Millions of barbeques nationwide are being ignited this Fourth of July.
There's a green way to go about it, reducing toxic emissions, improving air quality and saving money, according to the Pima County Department of Environmental Quality.
"Summertime barbecues can be less polluting and better for your health by using propane or natural gas, charcoal chimneys instead of charcoal lighter fluid, non-toxic grill cleaners, and reusable plates, cutlery and napkins," the agency writes. "And by using these items, you will save greenbacks, too."
Greater Tucson "is very close to violating the new and more stringent U.S. Environmental Protection Agency's ground-level ozone standard," a release said.

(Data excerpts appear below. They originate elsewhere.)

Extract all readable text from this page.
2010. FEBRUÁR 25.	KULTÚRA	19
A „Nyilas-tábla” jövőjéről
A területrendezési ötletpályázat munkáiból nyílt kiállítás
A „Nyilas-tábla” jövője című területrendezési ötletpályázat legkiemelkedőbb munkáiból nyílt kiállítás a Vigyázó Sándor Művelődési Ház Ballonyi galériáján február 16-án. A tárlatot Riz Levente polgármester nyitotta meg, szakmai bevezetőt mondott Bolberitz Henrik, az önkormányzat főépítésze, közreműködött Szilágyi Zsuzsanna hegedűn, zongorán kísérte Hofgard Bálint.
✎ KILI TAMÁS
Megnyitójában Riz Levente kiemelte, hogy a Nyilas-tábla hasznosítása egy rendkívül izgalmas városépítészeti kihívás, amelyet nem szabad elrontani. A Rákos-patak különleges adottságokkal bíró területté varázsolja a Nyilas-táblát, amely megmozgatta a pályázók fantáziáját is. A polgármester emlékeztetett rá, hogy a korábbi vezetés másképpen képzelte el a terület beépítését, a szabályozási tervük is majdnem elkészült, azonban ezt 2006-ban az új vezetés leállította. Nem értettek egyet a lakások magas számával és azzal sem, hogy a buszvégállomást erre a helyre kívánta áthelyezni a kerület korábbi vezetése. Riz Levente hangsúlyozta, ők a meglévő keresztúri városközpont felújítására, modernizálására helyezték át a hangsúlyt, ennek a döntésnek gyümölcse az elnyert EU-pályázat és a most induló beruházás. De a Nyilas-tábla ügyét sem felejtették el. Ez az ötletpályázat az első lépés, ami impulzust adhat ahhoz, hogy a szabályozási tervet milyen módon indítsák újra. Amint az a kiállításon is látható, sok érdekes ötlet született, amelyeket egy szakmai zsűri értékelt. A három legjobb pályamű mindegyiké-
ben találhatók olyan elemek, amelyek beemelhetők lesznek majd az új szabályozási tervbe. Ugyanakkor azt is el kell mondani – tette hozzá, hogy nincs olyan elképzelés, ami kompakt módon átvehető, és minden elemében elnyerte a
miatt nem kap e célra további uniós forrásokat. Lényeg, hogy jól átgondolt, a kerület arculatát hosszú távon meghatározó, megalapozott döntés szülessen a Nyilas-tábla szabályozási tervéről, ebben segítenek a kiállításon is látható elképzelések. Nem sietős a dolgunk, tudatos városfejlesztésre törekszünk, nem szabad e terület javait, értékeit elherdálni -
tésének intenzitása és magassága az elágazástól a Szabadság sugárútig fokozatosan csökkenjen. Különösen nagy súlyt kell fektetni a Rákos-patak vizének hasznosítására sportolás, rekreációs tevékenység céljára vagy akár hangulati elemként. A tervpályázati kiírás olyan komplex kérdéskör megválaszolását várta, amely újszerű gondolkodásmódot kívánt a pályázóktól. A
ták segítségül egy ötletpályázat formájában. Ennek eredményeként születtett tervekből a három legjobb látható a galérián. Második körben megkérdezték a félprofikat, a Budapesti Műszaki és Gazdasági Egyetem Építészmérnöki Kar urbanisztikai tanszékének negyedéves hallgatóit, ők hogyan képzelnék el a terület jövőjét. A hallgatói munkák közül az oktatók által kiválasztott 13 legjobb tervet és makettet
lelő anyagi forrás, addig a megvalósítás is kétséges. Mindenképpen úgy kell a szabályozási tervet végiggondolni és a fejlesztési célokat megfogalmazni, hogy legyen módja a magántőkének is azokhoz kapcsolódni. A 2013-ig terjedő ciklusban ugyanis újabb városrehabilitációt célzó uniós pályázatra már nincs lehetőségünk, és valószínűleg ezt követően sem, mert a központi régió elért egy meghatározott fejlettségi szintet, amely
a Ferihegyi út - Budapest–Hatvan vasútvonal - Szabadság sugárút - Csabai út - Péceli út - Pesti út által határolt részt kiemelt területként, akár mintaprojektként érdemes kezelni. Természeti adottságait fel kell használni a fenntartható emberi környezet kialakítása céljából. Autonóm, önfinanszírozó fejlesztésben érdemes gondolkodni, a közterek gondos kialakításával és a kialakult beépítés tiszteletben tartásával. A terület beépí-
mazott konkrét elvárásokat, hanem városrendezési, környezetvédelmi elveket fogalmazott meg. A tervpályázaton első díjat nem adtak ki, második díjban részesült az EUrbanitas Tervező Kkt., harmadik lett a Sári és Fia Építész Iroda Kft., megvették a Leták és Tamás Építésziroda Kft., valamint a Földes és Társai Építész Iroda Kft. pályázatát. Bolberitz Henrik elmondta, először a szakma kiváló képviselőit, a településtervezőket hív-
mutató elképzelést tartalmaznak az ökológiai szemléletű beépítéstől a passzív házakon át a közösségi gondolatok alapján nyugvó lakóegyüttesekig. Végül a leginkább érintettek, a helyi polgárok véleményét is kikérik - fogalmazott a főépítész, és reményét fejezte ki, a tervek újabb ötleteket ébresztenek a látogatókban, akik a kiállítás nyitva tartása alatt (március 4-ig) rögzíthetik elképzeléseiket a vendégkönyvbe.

"Elevated levels of ground-level ozone (as opposed to the protective ozone layer) can cause health problems in thousands of people in our community, including the elderly, people with lung and heart disease, active children, and adults who work or exercise outdoors," it continued.
Firing up the BBQ by using propane or natural gas instead of charcoal briquettes reduces air pollution. "If charcoal is your choice, eliminate the use of charcoal lighter fluid," which emits "volatile organic compounds through evaporation and as the fluid-soaked charcoal burns. These VOCs contribute to the formation of ground-level ozone when they mix with other air pollutants in the presence of sunlight."
Lighter fluid may leave a residue of toxic chemicals on grilled food, the release continued. "The best alternative to lighter fluid is a charcoal chimney, which works very effectively, lasts for years, and emits no VOCs into the air. In addition, charcoal chimneys eliminate the need for buying lighter fluid and storing a hazardous material like flammable lighter fluid at home."